From the 21st of March, both retail and institutional customers will be allowed to transfer money from external wallets into cryptocurrencies and vice versa via a Swissquote account.
This venture by Swissquote has been done in collaboration by Zug-based Crypto Storage AG which offers “A proprietary infrastructure solution to manage private keys, both physical and digital, on highest grade hardware security modules with detailed configuration options for individual and role-based access control,” as per it’s website.
In an interview with CoinDesk, Stijin Vander, the Crypto Storage CEO, said, “Our HSMs are the same as those built for the Swiss National Bank [the country’s central bank] and that nothing is outsourced or could allow for a backdoor to be built in.”
He further said that, “Our server racks are stored in a former military bunker in the Swiss Alps which is nuke proof. So, yes, we care about security.”

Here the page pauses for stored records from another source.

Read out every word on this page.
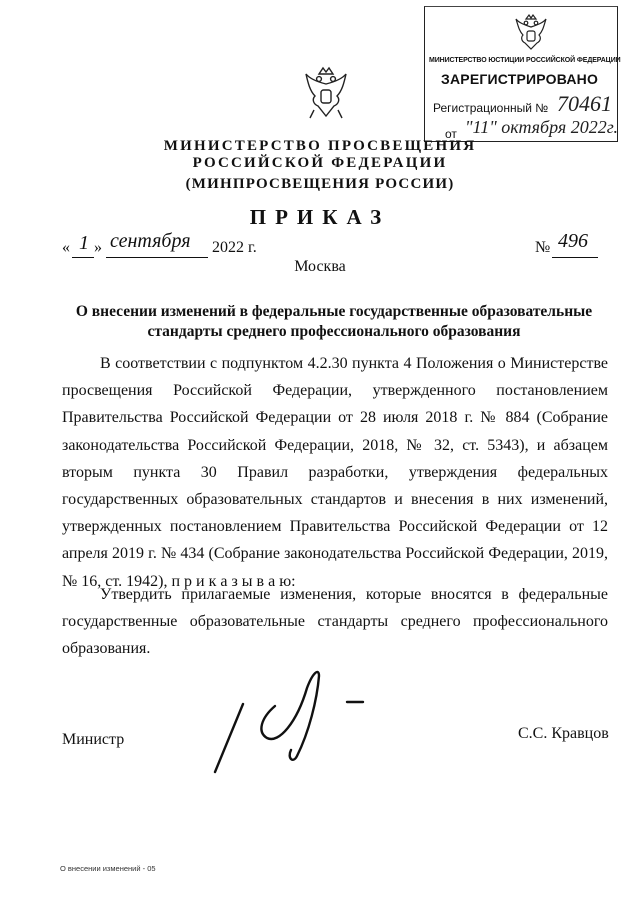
МИНИСТЕРСТВО ЮСТИЦИИ РОССИЙСКОЙ ФЕДЕРАЦИИ
ЗАРЕГИСТРИРОВАНО
Регистрационный № 70461
от "11" октября 2022г.
МИНИСТЕРСТВО ПРОСВЕЩЕНИЯ
РОССИЙСКОЙ ФЕДЕРАЦИИ
(МИНПРОСВЕЩЕНИЯ РОССИИ)
ПРИКАЗ
« 1 » сентября 2022 г.	№ 496
Москва
О внесении изменений в федеральные государственные образовательные стандарты среднего профессионального образования
В соответствии с подпунктом 4.2.30 пункта 4 Положения о Министерстве просвещения Российской Федерации, утвержденного постановлением Правительства Российской Федерации от 28 июля 2018 г. № 884 (Собрание законодательства Российской Федерации, 2018, № 32, ст. 5343), и абзацем вторым пункта 30 Правил разработки, утверждения федеральных государственных образовательных стандартов и внесения в них изменений, утвержденных постановлением Правительства Российской Федерации от 12 апреля 2019 г. № 434 (Собрание законодательства Российской Федерации, 2019, № 16, ст. 1942), п р и к а з ы в а ю:
Утвердить прилагаемые изменения, которые вносятся в федеральные государственные образовательные стандарты среднего профессионального образования.
Министр	С.С. Кравцов
О внесении изменений - 05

However, how necessary will this service be to crypto asset holders and consumers as many crypto advocates such as Charlie Shrem are of the opinion that out of all transaction methods, cryptocurrencies alone would survive a nuclear catastrophe. As Shrem discussed earlier in a Hackernoon article, in the advent of a nuclear war,
“As long as there is at least one node running Bitcoin, the Bitcoin network will continue to function. It is highly likely that many Bitcoin nodes would survive even the worst nuclear attack since nodes are scattered worldwide, and they could communicate with each other via satellite internet.”
Of course all of this is merely speculative, not to mention the cost of maintaining the equipment needed to sustain such a task, however, it makes one think whether military grade protection is really needed?